The problem with high-concept films is that once you’ve ticked off the promises of the pitch, where do you go next? As Samuel L Jackson once so eloquently put it, “I have had it with these motherf***ing snakes on this motherf***ing plane!” Anyone brave enough to approach Finnish-German-Australian curio Iron Sky – essentially ‘Nazis On The Moon’ – will feel the same.

In an eye-catching introduction that looks like the cutaway scene from a computer game, director Timo Vuorensola sets out his film’s rather limited stall.

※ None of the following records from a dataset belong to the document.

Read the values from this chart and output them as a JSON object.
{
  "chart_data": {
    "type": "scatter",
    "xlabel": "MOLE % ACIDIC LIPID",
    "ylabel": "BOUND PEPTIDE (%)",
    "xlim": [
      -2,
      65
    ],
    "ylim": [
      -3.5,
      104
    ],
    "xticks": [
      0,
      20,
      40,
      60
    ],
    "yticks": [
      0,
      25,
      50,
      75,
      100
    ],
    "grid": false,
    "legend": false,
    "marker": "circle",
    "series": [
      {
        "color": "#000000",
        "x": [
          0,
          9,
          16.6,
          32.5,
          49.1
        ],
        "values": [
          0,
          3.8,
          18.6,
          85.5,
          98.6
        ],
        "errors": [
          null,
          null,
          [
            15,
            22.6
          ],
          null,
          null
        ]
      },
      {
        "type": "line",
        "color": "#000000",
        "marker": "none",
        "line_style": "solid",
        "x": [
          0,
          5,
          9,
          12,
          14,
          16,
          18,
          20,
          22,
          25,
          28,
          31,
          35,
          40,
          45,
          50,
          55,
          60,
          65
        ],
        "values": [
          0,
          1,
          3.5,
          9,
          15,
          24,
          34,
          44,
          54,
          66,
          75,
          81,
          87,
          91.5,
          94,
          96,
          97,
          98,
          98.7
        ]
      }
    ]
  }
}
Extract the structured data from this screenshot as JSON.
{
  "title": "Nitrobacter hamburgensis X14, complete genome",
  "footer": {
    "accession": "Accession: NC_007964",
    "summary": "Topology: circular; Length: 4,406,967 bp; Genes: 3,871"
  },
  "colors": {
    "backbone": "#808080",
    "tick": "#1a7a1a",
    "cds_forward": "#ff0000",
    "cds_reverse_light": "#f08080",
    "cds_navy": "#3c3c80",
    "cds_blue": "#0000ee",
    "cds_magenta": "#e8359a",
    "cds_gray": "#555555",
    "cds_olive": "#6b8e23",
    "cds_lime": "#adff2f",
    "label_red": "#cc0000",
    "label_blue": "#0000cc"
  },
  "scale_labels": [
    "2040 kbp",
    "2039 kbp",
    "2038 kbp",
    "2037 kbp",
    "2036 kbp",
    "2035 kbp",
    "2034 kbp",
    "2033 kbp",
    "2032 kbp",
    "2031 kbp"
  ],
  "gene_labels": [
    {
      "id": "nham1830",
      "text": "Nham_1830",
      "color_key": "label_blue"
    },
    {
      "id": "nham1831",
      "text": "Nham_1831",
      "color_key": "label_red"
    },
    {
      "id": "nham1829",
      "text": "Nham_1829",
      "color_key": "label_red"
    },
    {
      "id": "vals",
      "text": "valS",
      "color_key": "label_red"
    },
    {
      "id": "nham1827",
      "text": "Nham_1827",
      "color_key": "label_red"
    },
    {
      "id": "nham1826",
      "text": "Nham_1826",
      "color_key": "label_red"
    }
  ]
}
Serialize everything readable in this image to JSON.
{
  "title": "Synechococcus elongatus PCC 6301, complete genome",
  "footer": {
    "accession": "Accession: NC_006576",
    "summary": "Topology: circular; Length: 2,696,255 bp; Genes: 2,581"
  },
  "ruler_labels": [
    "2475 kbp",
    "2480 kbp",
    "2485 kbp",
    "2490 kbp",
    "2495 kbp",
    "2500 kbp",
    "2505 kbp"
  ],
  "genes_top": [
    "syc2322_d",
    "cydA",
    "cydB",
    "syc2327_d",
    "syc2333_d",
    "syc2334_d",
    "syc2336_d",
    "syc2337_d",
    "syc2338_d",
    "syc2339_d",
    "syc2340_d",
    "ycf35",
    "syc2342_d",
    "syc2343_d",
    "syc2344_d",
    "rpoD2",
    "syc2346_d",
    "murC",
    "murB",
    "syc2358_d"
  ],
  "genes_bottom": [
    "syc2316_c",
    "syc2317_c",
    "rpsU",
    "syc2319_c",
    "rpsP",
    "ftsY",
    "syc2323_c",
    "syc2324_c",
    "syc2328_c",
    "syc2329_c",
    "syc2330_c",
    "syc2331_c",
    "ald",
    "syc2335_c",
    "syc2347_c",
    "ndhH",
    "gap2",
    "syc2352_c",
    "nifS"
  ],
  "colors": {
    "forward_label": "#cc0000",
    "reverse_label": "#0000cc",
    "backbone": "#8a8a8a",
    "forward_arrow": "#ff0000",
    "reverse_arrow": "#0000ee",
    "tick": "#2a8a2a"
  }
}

American astronauts, bouncing across the shiny CGI-scapes of the moon, discover massive LOTR-style mines guarded by Luger-toting Nazis. “Houston, we have a problem!” someone should, but doesn’t, say.

The real problem, however, is that once the film has introduced its two main selling points – Nazis and the moon – it has nothing left to offer. The surviving astronaut (Christopher Kirby) is captured by a Nazi commander (Gotz Otto) but coveted by his mistress (Julia Dietze). You won’t need to be Albert Einstein (who cameos) to know where the trio is heading next. That’s right: Earth.

Playing out pedestrianly in New York City, the film soon becomes a lame invasion spoof, like Mars Attacks without the stars, or Austin Powers without the jokes. Kirby is a reductive Blaxploitation hero in all but decade, lines such as “Get your hands off me you Kristallnacht piece of s***!” are too knowing to be funny, and the film hasn’t the budget to match its dizzying concept, nor the wit to fill the gaps between.